Anyway, so, as it were, my hometown has a bon a fide goatfucker. And upon reaching like the 5th grade, this fact is made well known to every single kid within a 25 foot radius of the back of the school bus. Visual evidence was, of course, never produced. But, it didn’t need to be. Our guy had all the markings of what you think a goatfucker should look like. So, either, the guy did, in fact, have sexual relations with a goat. Or, whoever the sophomoric brains were behind the rumor had an uncanny ability for matching up old codgers living in the woods and lewd tales involving livestock.

So, anyway, I wasn’t ever certain who this guy was (his name shall be given just as Tommy).
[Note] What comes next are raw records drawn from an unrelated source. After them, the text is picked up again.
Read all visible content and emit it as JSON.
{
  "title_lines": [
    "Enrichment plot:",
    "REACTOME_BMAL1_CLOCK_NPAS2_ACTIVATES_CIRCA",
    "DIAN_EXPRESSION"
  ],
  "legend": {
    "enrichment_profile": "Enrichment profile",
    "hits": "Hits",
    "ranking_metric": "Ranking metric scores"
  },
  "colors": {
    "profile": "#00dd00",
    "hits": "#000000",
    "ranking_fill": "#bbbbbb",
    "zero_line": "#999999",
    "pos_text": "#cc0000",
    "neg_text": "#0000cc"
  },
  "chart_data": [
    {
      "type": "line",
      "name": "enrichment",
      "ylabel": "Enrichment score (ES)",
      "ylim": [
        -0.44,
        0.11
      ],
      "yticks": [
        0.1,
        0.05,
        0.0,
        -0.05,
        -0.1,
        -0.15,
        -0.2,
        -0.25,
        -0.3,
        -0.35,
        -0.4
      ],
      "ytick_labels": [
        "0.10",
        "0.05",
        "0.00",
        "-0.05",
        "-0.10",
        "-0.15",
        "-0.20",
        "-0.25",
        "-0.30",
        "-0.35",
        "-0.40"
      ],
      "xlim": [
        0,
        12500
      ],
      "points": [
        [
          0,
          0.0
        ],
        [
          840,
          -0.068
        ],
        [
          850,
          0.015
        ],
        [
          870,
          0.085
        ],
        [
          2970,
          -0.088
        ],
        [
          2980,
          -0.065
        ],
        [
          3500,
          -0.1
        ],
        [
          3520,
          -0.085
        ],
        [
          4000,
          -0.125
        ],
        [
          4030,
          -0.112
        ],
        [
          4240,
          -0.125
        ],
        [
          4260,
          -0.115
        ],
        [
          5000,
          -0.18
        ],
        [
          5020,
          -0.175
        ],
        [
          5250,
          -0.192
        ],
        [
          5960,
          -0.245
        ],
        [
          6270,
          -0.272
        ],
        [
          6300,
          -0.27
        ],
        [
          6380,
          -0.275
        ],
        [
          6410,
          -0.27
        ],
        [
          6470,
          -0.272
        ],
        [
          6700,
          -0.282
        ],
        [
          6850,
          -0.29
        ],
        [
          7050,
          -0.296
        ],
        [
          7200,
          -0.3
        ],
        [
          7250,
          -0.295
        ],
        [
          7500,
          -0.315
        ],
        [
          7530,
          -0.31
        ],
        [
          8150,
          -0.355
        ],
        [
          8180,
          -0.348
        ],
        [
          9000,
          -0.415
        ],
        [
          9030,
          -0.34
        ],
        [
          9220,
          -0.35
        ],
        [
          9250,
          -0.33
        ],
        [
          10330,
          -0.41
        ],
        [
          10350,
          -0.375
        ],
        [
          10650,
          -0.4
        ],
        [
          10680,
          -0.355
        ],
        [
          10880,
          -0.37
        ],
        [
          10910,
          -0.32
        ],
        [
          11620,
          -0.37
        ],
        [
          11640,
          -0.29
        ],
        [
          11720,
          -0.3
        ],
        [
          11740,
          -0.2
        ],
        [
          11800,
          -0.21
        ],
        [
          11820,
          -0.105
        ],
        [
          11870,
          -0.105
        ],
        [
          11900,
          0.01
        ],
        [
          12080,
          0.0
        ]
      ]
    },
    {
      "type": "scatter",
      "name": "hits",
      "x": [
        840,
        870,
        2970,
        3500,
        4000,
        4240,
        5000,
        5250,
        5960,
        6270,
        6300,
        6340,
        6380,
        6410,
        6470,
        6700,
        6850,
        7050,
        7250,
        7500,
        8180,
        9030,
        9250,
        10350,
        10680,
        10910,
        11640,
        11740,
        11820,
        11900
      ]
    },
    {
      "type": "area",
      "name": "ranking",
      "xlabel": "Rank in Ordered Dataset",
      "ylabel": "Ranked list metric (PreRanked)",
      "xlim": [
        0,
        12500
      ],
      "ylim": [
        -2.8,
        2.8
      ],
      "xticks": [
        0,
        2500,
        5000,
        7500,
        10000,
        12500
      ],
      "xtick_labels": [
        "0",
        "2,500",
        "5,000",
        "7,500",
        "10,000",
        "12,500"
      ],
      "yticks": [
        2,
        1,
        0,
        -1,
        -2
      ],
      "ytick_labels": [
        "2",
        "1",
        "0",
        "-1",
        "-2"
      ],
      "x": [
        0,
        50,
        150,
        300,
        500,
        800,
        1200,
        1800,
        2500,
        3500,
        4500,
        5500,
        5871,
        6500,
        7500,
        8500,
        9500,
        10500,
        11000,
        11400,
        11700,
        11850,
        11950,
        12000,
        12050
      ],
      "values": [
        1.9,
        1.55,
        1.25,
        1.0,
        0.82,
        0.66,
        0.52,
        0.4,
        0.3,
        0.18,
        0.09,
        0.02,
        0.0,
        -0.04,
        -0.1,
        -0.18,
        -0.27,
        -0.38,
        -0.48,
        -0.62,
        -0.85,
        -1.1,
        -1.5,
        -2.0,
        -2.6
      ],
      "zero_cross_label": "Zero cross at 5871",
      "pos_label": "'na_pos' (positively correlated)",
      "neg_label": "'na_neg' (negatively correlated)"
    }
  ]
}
But, upon curious inspection of the likely culprits, I pointed in the direction of one lonely bastard, and whispered to my 5th grade friend, “Is that Tommy? You know, the guy with them…um…goat girlfriends?”

Of course it was. And how did I know? Because I could spot him. Anyone could spot him. It doesn’t take a witness protection agent.

This goatfucker drove an El Camino (pick-up truck shoved into the back of a regular automobile, which is actually maybe more of a sexual metaphor than I originally anticipated).

The goatfucker wore shop-glasses, a flannel rug, and loose-fitting denim jeans.

The goatfucker farmed. By himself. About 10 miles from town.

The goatfucker had a skinny neck that bore a vivid resemblance to that of the bleating goats.

The goatfucker always, always, always sat in the back of the gymnasium at high school basketball games. By himself. And the games were always the girls games.

The goatfucker always ate popcorn and a diet Dr. Pepper.

And when you looked into the dark, hollow eyes of the goatfucker, right before penetration, they say you see nothing. Just absence. Or chaos. One of the two. The same look of total mystic confusion you see in the eyes of a goat, when it’s staring at you, intently, through the wooden fence at the state fair, munching on a tin can.